PhD Thesis

The Impact of Magnetosonic Waves on Earth’s Radiation Belt Electrons: Observations and Simulations

Jinxing Li (Space Physics)

Directed by Prof. Zuyin PU and Suiyan FU

ABSTRACT

Earth’s radiation belts are filled with energetic particles trapped by Earth’s magnetic field. The electron radiation belt is comprised of the inner belt, the outer belt and a ‘slot’ in between. Responding uniquely to various plasma waves including the ULF, chorus, hiss, EMIC, ECH and magnetosonic waves, radiation belt electrons are highly dynamic due to the imbalance between the acceleration, loss and transport processes. However, how the magnetosonic waves impact the energetic electrons is yet to be uncovered. There had been no direct observations or dynamic simulations about the impact of the magnetosonic waves on the radiation belts.

During the 29 June 2013 geomagnetic storm, the Van Allen Probes measured the formation process of the energetic electron butterfly distributions in the inner radiation belt and the slot region. A strong magnetosonic wave enhancement was also detected in the same region. Based on multi-point high-quality wave measurements from both Van Allen Probes, this dissertation, for the first time, constructed an accurate magnetosonic wave model with a harmonic structure, a distribution of wave normal angle and a spatial distribution over magnetic local times. By combining test particle calculations and the Fokker-Planck simulations, this dissertation reveals that the magnetosonic wave can scatter the near 90o pitch angle electrons to the medium pitch angles via a parallel acceleration related to the Landau resonance, and thereby create the electron butterfly distributions.

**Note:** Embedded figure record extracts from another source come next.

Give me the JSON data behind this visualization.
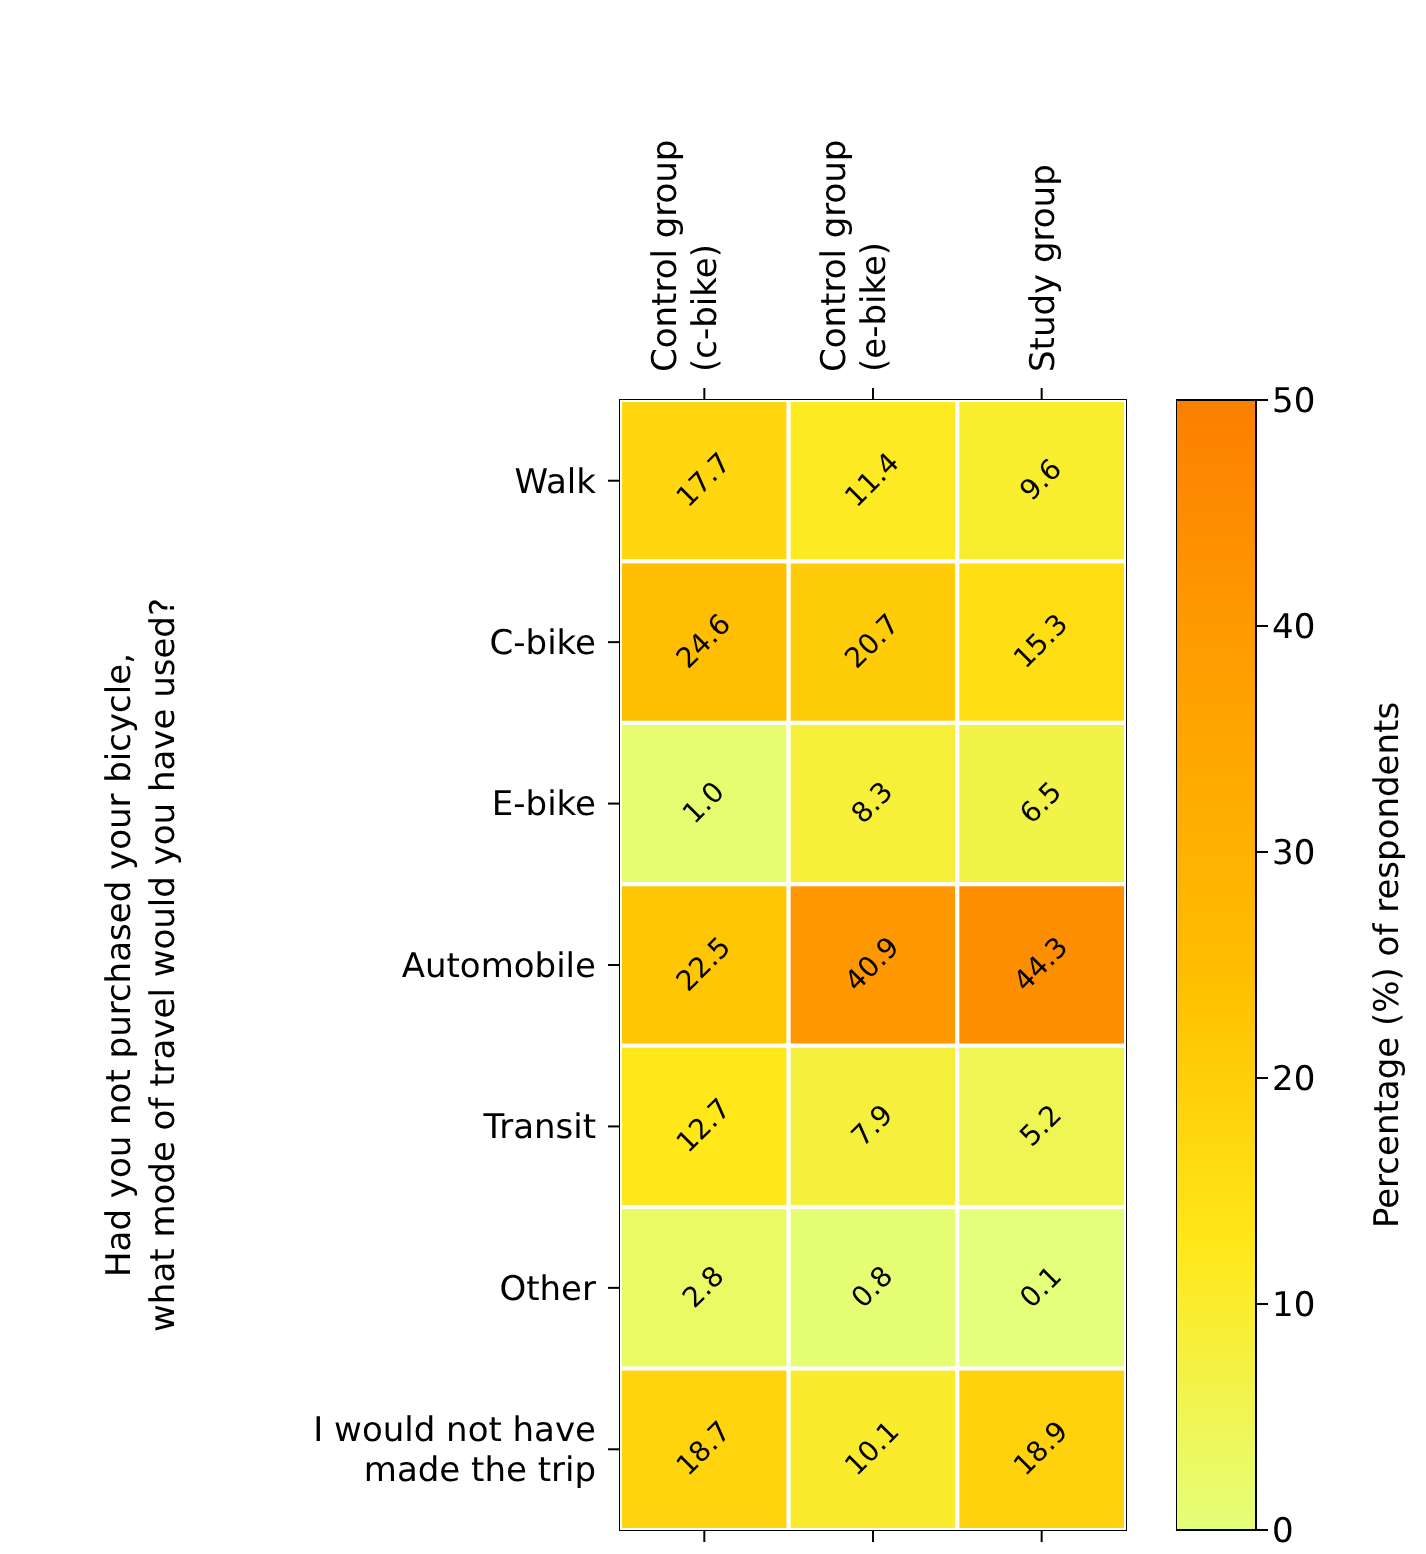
{
  "chart_data": {
    "type": "heatmap",
    "ylabel": "Had you not purchased your bicycle,\nwhat mode of travel would you have used?",
    "clabel": "Percentage (%) of respondents",
    "categories": [
      "Control group\n(c-bike)",
      "Control group\n(e-bike)",
      "Study group"
    ],
    "y_categories": [
      "Walk",
      "C-bike",
      "E-bike",
      "Automobile",
      "Transit",
      "Other",
      "I would not have\nmade the trip"
    ],
    "cells": [
      [
        17.7,
        11.4,
        9.6
      ],
      [
        24.6,
        20.7,
        15.3
      ],
      [
        1.0,
        8.3,
        6.5
      ],
      [
        22.5,
        40.9,
        44.3
      ],
      [
        12.7,
        7.9,
        5.2
      ],
      [
        2.8,
        0.8,
        0.1
      ],
      [
        18.7,
        10.1,
        18.9
      ]
    ],
    "cell_labels": [
      [
        "17.7",
        "11.4",
        "9.6"
      ],
      [
        "24.6",
        "20.7",
        "15.3"
      ],
      [
        "1.0",
        "8.3",
        "6.5"
      ],
      [
        "22.5",
        "40.9",
        "44.3"
      ],
      [
        "12.7",
        "7.9",
        "5.2"
      ],
      [
        "2.8",
        "0.8",
        "0.1"
      ],
      [
        "18.7",
        "10.1",
        "18.9"
      ]
    ],
    "clim": [
      0,
      50
    ],
    "cticks": [
      0,
      10,
      20,
      30,
      40,
      50
    ],
    "colors": [
      "#e4ff7a",
      "#ffe81a",
      "#ffbd00",
      "#ffa000",
      "#fc7f00"
    ]
  }
}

A very intense magnetosonic wave can even create the ~100 keV electron butterfly distributions in the heart of the outer radiation belt in just 1 minutes, as observed by Van Allen Probe A on 21 August 2013, and we successfully reproduced this process based on the wave and electron measurements. During the recent 17 March 2015 large geomagnetic storm, the Van Allen Probes observed that when the magnetosonic waves were enhanced, the ultrarelativistic electrons with energies up to 5.2 MeV exhibited butterfly distributions. As the magnetosonic waves intensified to 4.1 Earth Radii, the electron butterfly distributions extended to the same altitude. Based on the Van Allen Probe observations and the wave-particle interaction simulations, this dissertation reveals that scattering by equatorial magnetosonic waves is a significant cause for the formation of energetic electron butterfly distributions in the inner radiation belt, the slot region and the outer radiation belt. Because of the existence of magnetosonic waves, the high energy electrons are not concentrated near the magnetic equator but also populated in the medium and high latitudes, making the high latitudes also radioactive.